The better you become at “improvising” the more you realize there is no such thing as “free improvisation”. Since music is a form of communication the best improvisations are those where the player succeeds in applying gestures that draw on rules known to the listener. Such gestures and rules can be timbre, direction in movement or plain music harmony theory.

I am especially excited by multi lateral improvisation, as I call it when a player improvises many musical parts at the same time – as opposed to simply improvising a melody over a given background. In this performance I use live looping, which means I record phrases I play and then keep changing those recordings while playing an additional part. So there is no “lead” and no “background” part of this improvisation. I do not play melodies and improvise chords to back melody up, nor do I play chords and improvise melodies that fit in. I invent all parts of the music at once. This is not “free improvisation” because in order to sound like some sort of music, although weird, everything has to relate to some common ground. The common ground in this particular performance is parallel transposition of minor chords. In this case using only the tonica, first, second fourth and sixth position transposition diminishes the palette further and creates a musical universe where almost anything can be played and still turn out harmonic.

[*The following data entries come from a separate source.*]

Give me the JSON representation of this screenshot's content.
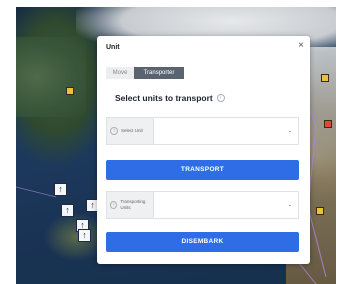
{
  "dialog": {
    "title": "Unit",
    "close_label": "×",
    "tabs": [
      {
        "label": "Move",
        "active": false
      },
      {
        "label": "Transporter",
        "active": true
      }
    ],
    "section_title": "Select units to transport",
    "fields": [
      {
        "label": "Select Unit",
        "value": ""
      },
      {
        "label": "Transporting Units",
        "value": ""
      }
    ],
    "transport_button": "TRANSPORT",
    "disembark_button": "DISEMBARK"
  },
  "map": {
    "unit_icons": [
      "arrow-up-icon",
      "arrow-up-icon",
      "arrow-up-icon",
      "arrow-up-icon",
      "arrow-up-icon"
    ]
  },
  "colors": {
    "primary": "#2f6de6",
    "active_tab": "#5a6470",
    "sea": "#1d3a5e"
  }
}
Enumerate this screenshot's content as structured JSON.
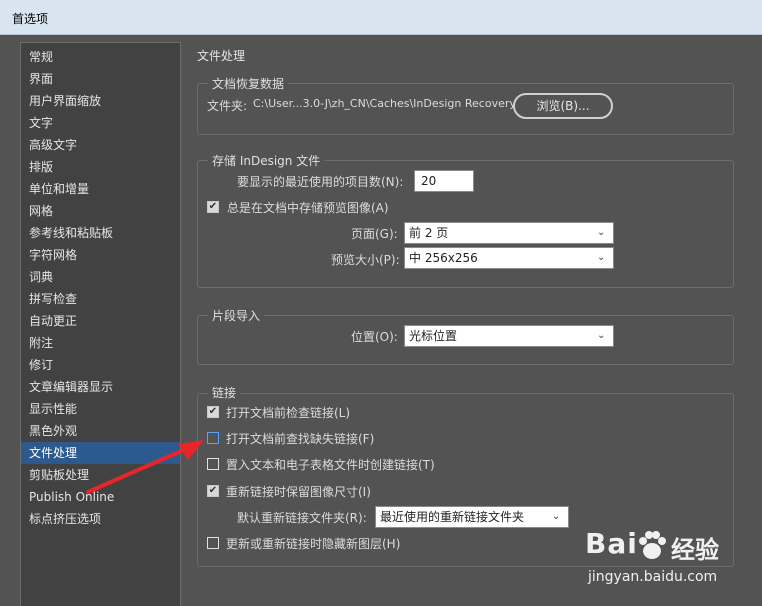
{
  "window": {
    "title": "首选项"
  },
  "sidebar": {
    "items": [
      {
        "label": "常规"
      },
      {
        "label": "界面"
      },
      {
        "label": "用户界面缩放"
      },
      {
        "label": "文字"
      },
      {
        "label": "高级文字"
      },
      {
        "label": "排版"
      },
      {
        "label": "单位和增量"
      },
      {
        "label": "网格"
      },
      {
        "label": "参考线和粘贴板"
      },
      {
        "label": "字符网格"
      },
      {
        "label": "词典"
      },
      {
        "label": "拼写检查"
      },
      {
        "label": "自动更正"
      },
      {
        "label": "附注"
      },
      {
        "label": "修订"
      },
      {
        "label": "文章编辑器显示"
      },
      {
        "label": "显示性能"
      },
      {
        "label": "黑色外观"
      },
      {
        "label": "文件处理",
        "selected": true
      },
      {
        "label": "剪贴板处理"
      },
      {
        "label": "Publish Online"
      },
      {
        "label": "标点挤压选项"
      }
    ]
  },
  "main": {
    "section_title": "文件处理",
    "recovery": {
      "title": "文档恢复数据",
      "folder_label": "文件夹:",
      "folder_path": "C:\\User...3.0-J\\zh_CN\\Caches\\InDesign Recovery",
      "browse_label": "浏览(B)..."
    },
    "storage": {
      "title": "存储 InDesign 文件",
      "recent_label": "要显示的最近使用的项目数(N):",
      "recent_value": "20",
      "preview_checkbox_label": "总是在文档中存储预览图像(A)",
      "preview_checked": true,
      "pages_label": "页面(G):",
      "pages_value": "前 2 页",
      "preview_size_label": "预览大小(P):",
      "preview_size_value": "中 256x256"
    },
    "snippet": {
      "title": "片段导入",
      "position_label": "位置(O):",
      "position_value": "光标位置"
    },
    "links": {
      "title": "链接",
      "check_links_label": "打开文档前检查链接(L)",
      "check_links_checked": true,
      "find_missing_label": "打开文档前查找缺失链接(F)",
      "find_missing_checked": false,
      "create_links_label": "置入文本和电子表格文件时创建链接(T)",
      "create_links_checked": false,
      "preserve_dims_label": "重新链接时保留图像尺寸(I)",
      "preserve_dims_checked": true,
      "default_folder_label": "默认重新链接文件夹(R):",
      "default_folder_value": "最近使用的重新链接文件夹",
      "hide_layers_label": "更新或重新链接时隐藏新图层(H)",
      "hide_layers_checked": false
    }
  },
  "watermark": {
    "brand": "Bai",
    "brand_tail": "经验",
    "url": "jingyan.baidu.com"
  },
  "colors": {
    "annotation_arrow": "#e8262a",
    "selection": "#2d5a8e"
  }
}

The looping technique used here is to start out by playing an instrument and recording it as a very long loop. Careful to initially play only notes that will work harmonically even if transposed (thinking not only about actual sound here but also about what scales any given future transposition of the recorded loop may imply). So as lungs go empty of air I close the loop and it starts repeating. Now I use foot pedals to shift speed/pitch of this long loop into different intervals while I play along. Manipulating transposition of the recorded loop is one orchestral element and my live instrument is a second – both elements are parts of the same improvisation. This is a simple technical praxis of what I call multi lateral improvisation. If transposing a musical part in minor you get totally different harmonic scale options for your playing compared to transposing a musical part in major. It can easily become too complex to sound interesting so the challenge is, in my opinion, to find themes and refine them.

Composers use similar theoretical rules to create scores, but to me in this moment of time it is more fun to work out techniques that allow you to do it all at once in sound!

(edit)
Since publishing I have received some questions on what software were used in this performance, so here we go: Mainstage by Apple is the “effect rack”, “mixer” and “patchbay”. Inside Mainstage I am running the AU plugin version of the looper Mobius. As soon as the first loop is recorded Mobius calculates the musical tempo I am playing in and sends out MIDI Clock which Mainstage adapts its tempo to. This makes tempo dependent effects follow my playing/live looping. Maybe I should also mention that the video doesn’t cover the extensive foot work done to simultaneously play Mobius from a Behringer FCB1010 MIDI pedal board. There are almost as many looping commands happening as there are notes played in this performance.

The audio sensitive live graphics are simply the iTunes Visualizer

2 Replies to “Improvisation is not free!”

  1. @Jair-Rohm,
    Live gig video was filmed with a Lumix camera right on. The moving graphics are simply iTunes; I ran the video’s audio through iTunes and filmed the computer screen. Then this “iTune’s moving graphics” video was chroma-keyed into the background of the live gig video, hence the graphics/audio sync. As simple as that. I guess it would look about the same if running iTunes in real-time but using a projector to shot the graphics on the performer.

    July 21 should be free for whatever might turn up. So far, that is.